Polygon Generalization
Definition
Polygon generalization simplifies complex geometries to make maps legible at smaller scales while preserving essential shape and topology. Techniques include Douglas–Peucker simplification, Visvalingam–Whyatt, bend simplification, smoothing, squaring, and collapse/merge operations for small features. Good generalization is context-aware: shorelines simplify differently from city blocks; islands must not disappear; shared boundaries must remain coincident between layers; and topology must avoid gaps and overlaps. Multi-scale cartography uses multiple geometry representations tuned to zoom levels. Beyond aesthetics, generalization affects analytics—area, perimeter, and adjacency change—so provenance and limits should be documented. Automated pipelines often combine heuristics with manual oversight for critical areas.
Application
National basemaps and atlases use generalized boundaries for readability. Navigation maps reduce noise at small scales. Habitat and land-cover products publish small-scale versions to speed web delivery while preventing misleading detail. Disaster maps generalize complex coastal lines to communicate evacuation zones clearly.
FAQ
How do you keep shared borders aligned after simplification?
Generalize in a topologically integrated dataset or apply the same operations to both sides of shared edges to prevent slivers.

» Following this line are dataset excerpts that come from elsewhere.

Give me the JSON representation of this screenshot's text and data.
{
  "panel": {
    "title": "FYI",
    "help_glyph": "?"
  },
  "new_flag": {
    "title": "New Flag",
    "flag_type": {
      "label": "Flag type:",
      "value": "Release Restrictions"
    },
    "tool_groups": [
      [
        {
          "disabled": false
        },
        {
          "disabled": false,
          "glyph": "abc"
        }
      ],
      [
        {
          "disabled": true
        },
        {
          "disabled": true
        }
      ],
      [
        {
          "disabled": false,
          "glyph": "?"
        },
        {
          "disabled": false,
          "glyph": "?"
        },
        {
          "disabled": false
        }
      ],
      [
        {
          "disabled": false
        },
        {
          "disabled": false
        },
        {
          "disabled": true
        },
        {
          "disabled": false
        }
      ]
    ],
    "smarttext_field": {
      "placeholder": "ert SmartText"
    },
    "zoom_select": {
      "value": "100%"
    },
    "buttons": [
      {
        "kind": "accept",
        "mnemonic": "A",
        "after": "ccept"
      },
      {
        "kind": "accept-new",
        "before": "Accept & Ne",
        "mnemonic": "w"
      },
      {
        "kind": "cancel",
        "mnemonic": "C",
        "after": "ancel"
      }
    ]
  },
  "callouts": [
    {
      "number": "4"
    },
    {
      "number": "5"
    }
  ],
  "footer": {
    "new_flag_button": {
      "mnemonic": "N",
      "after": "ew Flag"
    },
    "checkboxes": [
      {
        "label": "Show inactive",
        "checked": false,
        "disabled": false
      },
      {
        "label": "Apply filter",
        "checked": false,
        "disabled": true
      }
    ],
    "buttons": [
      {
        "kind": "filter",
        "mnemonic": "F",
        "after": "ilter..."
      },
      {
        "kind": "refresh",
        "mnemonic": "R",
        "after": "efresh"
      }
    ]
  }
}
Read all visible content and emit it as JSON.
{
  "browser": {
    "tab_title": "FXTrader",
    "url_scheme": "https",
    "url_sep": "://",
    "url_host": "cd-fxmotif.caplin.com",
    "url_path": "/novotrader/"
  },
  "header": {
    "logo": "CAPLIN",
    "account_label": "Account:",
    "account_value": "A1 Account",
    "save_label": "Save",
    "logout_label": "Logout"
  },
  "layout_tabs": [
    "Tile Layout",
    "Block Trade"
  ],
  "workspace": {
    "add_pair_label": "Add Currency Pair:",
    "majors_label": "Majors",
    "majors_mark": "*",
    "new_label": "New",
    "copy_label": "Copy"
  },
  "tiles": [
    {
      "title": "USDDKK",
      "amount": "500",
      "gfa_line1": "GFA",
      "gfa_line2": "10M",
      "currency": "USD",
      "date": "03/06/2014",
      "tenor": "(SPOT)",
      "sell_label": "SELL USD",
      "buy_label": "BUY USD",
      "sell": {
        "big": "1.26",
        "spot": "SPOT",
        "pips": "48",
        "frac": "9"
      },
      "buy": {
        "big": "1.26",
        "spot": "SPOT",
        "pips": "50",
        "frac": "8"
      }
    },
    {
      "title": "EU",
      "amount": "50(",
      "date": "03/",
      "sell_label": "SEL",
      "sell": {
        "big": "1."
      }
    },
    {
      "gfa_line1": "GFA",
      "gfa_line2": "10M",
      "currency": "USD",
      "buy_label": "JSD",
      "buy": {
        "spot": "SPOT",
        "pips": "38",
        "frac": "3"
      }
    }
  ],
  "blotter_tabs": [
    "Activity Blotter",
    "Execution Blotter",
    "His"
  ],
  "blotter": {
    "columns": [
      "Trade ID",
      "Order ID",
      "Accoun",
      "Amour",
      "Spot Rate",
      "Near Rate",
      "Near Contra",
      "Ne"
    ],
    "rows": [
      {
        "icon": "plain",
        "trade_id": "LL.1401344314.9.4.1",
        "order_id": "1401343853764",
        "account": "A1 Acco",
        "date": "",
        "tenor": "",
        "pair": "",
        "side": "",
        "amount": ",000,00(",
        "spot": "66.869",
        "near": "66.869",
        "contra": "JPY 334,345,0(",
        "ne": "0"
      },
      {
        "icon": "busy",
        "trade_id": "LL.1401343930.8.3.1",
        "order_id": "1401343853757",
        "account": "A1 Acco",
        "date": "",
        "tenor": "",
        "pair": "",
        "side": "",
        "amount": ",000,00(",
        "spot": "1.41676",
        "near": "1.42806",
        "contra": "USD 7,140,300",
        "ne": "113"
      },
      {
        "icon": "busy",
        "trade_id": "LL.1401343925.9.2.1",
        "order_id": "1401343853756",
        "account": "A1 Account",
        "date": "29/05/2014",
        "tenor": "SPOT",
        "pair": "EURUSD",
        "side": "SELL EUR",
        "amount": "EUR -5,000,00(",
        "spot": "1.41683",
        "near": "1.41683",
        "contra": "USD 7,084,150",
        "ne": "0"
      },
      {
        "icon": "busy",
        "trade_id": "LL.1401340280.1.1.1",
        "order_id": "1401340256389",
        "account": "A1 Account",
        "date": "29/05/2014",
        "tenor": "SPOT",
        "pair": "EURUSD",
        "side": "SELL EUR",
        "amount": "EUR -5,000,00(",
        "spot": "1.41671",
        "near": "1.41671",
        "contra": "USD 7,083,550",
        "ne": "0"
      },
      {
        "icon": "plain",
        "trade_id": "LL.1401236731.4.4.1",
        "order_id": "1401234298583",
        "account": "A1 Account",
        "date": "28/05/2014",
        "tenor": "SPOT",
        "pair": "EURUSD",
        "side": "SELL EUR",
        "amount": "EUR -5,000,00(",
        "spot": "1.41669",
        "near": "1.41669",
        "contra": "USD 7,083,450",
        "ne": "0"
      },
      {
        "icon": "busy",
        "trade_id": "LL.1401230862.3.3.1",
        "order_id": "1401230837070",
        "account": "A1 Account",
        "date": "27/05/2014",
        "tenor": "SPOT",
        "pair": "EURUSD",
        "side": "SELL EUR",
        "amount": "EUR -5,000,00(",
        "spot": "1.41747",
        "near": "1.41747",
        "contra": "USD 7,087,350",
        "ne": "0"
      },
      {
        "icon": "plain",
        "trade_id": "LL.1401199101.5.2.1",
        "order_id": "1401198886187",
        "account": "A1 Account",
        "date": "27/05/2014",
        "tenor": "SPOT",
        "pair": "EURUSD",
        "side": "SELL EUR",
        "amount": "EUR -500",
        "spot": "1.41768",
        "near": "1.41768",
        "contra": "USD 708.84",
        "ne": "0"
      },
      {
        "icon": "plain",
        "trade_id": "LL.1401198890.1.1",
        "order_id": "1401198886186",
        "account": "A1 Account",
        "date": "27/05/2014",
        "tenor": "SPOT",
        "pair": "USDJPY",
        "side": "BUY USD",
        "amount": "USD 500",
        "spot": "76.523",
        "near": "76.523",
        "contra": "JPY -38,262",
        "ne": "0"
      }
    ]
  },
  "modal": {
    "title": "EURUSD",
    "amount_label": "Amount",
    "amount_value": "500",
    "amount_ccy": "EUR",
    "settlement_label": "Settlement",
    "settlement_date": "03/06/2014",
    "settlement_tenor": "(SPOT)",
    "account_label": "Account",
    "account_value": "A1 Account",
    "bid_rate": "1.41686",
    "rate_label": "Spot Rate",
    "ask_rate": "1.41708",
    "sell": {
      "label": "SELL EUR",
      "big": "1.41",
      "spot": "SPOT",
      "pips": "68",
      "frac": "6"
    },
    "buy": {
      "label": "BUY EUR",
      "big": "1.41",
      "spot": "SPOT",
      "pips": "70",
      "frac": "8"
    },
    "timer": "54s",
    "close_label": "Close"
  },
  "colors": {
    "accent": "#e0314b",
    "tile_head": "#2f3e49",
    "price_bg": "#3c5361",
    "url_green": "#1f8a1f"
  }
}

What’s a safe tolerance value?
It depends on scale and feature importance. Test print/preview at target scale and iterate; use adaptive tolerances tied to local curvature.
Can simplification distort statistics?
Yes—area and perimeter change. For analysis, use unsimplified geometry; reserve generalized layers for visualization unless metrics are adjusted.
How to prevent tiny polygons from vanishing?
Use collapse rules that convert small features to points or emphasize them with symbols; maintain a minimum area threshold with exceptions for critical sites.